Дух захватывало при виде Бориса, легко и стремительно взбирающегося для установки креста на главный купол Преображенки. Он не карабкался, а двигался уверенно, напоминая большого и пластичного барса. При этом никогда не страховал себя тросом или веревками. Работает подолгу, на ветру, да еще успевает пошутить с задравшими вверх восхищенные лица московскими реставраторами. Я тогда только что отпустил на всю оставшуюся жизнь бороду, над которой Борис посмеивался и предлагал свой топор, чтобы смог я распрощаться с негустой растительностью на подбородке. Топор был отточен до такой звонкой остроты, что любой “жилетт” или “золинген” ему и в подметки не годились. Однажды, неосторожно дотронувшись до острия топора кижского плотника, я долго ходил с забинтованными пальцами.

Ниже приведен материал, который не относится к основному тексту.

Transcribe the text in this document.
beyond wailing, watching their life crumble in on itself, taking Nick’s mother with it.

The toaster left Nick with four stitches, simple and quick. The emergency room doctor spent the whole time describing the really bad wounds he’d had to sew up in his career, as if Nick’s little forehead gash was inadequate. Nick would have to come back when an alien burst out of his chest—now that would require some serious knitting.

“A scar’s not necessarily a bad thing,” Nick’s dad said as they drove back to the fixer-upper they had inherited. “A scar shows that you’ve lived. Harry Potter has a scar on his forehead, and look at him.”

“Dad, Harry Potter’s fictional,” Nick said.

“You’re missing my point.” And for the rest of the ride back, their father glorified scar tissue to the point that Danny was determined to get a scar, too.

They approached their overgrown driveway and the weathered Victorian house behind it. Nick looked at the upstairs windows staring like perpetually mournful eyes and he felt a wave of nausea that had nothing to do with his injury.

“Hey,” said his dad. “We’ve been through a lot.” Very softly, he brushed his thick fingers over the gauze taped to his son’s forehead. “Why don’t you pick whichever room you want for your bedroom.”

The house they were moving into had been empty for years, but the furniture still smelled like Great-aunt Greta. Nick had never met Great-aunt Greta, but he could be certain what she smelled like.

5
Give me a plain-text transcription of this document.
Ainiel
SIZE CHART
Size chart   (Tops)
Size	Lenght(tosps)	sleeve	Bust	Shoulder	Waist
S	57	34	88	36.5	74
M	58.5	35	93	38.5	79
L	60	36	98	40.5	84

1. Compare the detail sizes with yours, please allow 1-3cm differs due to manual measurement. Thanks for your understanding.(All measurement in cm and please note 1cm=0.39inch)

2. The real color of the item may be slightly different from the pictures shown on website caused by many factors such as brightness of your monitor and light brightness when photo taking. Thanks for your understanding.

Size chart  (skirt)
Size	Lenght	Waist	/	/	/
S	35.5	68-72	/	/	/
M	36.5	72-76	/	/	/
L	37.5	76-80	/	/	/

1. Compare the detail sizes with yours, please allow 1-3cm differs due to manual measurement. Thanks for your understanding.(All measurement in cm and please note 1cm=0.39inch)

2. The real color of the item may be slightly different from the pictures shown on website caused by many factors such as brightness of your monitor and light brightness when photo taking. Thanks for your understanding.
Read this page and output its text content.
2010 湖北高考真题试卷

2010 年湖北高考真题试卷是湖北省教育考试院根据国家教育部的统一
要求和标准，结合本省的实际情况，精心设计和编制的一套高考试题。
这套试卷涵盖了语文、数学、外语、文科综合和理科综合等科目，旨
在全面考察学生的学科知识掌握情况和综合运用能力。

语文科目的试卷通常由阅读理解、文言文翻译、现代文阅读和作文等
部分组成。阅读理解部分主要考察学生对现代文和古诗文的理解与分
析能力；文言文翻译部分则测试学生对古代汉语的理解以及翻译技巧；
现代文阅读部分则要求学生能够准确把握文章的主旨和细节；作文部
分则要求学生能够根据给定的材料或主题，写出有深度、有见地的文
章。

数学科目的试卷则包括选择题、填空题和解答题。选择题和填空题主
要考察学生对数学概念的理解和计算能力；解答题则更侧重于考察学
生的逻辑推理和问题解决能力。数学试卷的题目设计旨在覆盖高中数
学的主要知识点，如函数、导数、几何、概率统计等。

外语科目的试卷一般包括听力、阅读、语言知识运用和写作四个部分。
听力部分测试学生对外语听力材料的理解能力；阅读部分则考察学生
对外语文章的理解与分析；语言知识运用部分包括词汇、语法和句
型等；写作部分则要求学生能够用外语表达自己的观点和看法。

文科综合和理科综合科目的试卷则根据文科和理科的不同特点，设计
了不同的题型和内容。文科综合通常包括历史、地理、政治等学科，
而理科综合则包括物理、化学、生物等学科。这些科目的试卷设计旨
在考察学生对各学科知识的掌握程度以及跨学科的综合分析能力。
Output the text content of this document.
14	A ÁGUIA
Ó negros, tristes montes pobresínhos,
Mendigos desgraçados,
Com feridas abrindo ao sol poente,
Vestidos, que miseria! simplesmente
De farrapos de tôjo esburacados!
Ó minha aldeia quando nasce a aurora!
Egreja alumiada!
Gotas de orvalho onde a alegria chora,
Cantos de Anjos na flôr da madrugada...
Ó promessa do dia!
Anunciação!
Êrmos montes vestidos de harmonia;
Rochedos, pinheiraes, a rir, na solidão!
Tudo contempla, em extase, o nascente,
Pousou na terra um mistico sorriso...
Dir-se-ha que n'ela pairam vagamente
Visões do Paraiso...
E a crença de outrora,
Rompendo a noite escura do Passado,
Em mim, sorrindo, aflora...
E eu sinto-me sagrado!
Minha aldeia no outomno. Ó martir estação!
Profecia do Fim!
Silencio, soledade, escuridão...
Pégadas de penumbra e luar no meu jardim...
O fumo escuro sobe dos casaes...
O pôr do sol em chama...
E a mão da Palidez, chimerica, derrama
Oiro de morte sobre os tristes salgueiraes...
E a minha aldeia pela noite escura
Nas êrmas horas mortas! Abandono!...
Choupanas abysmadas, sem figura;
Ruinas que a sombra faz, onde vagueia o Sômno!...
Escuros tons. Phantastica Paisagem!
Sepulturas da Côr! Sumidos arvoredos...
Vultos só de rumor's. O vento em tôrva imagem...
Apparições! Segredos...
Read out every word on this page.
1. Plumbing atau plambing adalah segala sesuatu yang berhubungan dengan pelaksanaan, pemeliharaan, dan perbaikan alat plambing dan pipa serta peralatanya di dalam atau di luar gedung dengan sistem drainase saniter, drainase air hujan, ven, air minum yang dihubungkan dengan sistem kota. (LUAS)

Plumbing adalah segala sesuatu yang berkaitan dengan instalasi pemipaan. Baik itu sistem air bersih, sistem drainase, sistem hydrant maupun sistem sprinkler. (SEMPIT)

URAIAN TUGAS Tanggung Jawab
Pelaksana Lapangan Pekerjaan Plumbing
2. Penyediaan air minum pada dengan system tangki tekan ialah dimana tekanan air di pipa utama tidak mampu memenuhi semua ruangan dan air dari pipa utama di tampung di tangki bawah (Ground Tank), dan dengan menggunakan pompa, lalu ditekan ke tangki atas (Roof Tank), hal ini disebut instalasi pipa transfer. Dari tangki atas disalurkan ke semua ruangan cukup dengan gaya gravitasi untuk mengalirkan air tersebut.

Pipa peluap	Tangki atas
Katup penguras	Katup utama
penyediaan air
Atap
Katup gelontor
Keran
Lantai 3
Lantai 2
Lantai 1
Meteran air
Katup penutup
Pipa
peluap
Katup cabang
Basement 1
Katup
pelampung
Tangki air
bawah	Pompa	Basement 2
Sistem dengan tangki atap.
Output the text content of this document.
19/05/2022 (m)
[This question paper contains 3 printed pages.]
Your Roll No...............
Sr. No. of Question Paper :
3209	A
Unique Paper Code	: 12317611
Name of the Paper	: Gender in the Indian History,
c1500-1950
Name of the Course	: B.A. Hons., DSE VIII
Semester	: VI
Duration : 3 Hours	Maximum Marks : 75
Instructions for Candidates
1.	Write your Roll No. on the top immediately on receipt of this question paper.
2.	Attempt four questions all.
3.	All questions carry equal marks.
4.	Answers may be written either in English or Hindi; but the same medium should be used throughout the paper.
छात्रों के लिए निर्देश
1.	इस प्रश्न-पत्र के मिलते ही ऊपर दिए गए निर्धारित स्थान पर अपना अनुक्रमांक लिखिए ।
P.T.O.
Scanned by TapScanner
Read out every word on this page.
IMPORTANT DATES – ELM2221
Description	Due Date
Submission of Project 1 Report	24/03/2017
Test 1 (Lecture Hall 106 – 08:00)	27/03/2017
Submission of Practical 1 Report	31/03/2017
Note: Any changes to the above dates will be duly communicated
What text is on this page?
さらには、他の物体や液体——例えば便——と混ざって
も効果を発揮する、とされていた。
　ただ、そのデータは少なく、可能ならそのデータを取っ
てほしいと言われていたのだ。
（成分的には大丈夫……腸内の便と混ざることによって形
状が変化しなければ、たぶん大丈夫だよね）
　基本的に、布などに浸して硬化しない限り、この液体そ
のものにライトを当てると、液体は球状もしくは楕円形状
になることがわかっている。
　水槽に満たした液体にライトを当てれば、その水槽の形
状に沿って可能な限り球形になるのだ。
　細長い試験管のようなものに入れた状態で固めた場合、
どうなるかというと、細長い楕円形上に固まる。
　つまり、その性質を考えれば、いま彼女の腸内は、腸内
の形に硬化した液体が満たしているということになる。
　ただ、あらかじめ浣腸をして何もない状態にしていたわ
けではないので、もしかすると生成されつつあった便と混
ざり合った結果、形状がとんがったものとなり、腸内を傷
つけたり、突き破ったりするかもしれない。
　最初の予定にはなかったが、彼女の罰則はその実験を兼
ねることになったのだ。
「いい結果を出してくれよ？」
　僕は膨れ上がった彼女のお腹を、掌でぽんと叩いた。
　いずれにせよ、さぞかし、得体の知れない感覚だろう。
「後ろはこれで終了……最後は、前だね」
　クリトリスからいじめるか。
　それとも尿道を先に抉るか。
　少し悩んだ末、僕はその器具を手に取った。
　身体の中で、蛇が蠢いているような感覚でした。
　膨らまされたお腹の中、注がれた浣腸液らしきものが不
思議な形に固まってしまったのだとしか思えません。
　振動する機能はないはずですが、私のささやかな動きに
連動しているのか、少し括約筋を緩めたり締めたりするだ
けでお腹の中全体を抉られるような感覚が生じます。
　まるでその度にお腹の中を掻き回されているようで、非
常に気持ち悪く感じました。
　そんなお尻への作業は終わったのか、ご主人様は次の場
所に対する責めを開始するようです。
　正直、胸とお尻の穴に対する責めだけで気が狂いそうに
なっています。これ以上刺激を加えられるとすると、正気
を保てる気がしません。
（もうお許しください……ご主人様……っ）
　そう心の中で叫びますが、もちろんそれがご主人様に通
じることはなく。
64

С нетерпением ждал я выездов елуповской бригады на памятники, за состоянием которых она постоянно наблюдала или готовила к перевозу в Кижи. Погрузившись на видавший виды музейный МРБ (малый речной бот), забыв обо всем на свете, расспрашивал я Бориса и его помощников об истории деревень, попадавшихся нам по пути, о людях, живших здесь когда-то и хорошо знакомых моим спутникам. Онего — озеро суровое, капризное. Солнце, особенно осенью, могло скрыться за внезапно набежавшими тучами; холодный порывистый ветер принимался раскачивать хотя и надежное, но все же легкое суденышко; сильный дождь с градом загонял нас в тесный кубрик. Стихия водная и онежская погода отходчивы: к часовне или нуждающемуся в реставрационной помощи храму приставали мы по уже успокоившейся глади и легко швартовались у каменистых берегов, оставаясь наедине с неповторимыми северными памятниками. Кургеницы, Типиницы, Подъельники, Корба, Воробьи — эти и другие места расположения архитектурных сокровищ вроде ничем особенно не отличались, но каждый раз, когда представлялась возможность снова добраться до них, я испытывал необъяснимую радость встречи со старыми добрыми знакомыми. Борис Елупов знал каждую из этих построек не хуже, чем родных детей, и когда рассказывал о них или занимался необходимыми вычинками, лицо его, дубленное северными ветрами, обожженное палящим летним солнцем, становилось светлым и умиротворенным.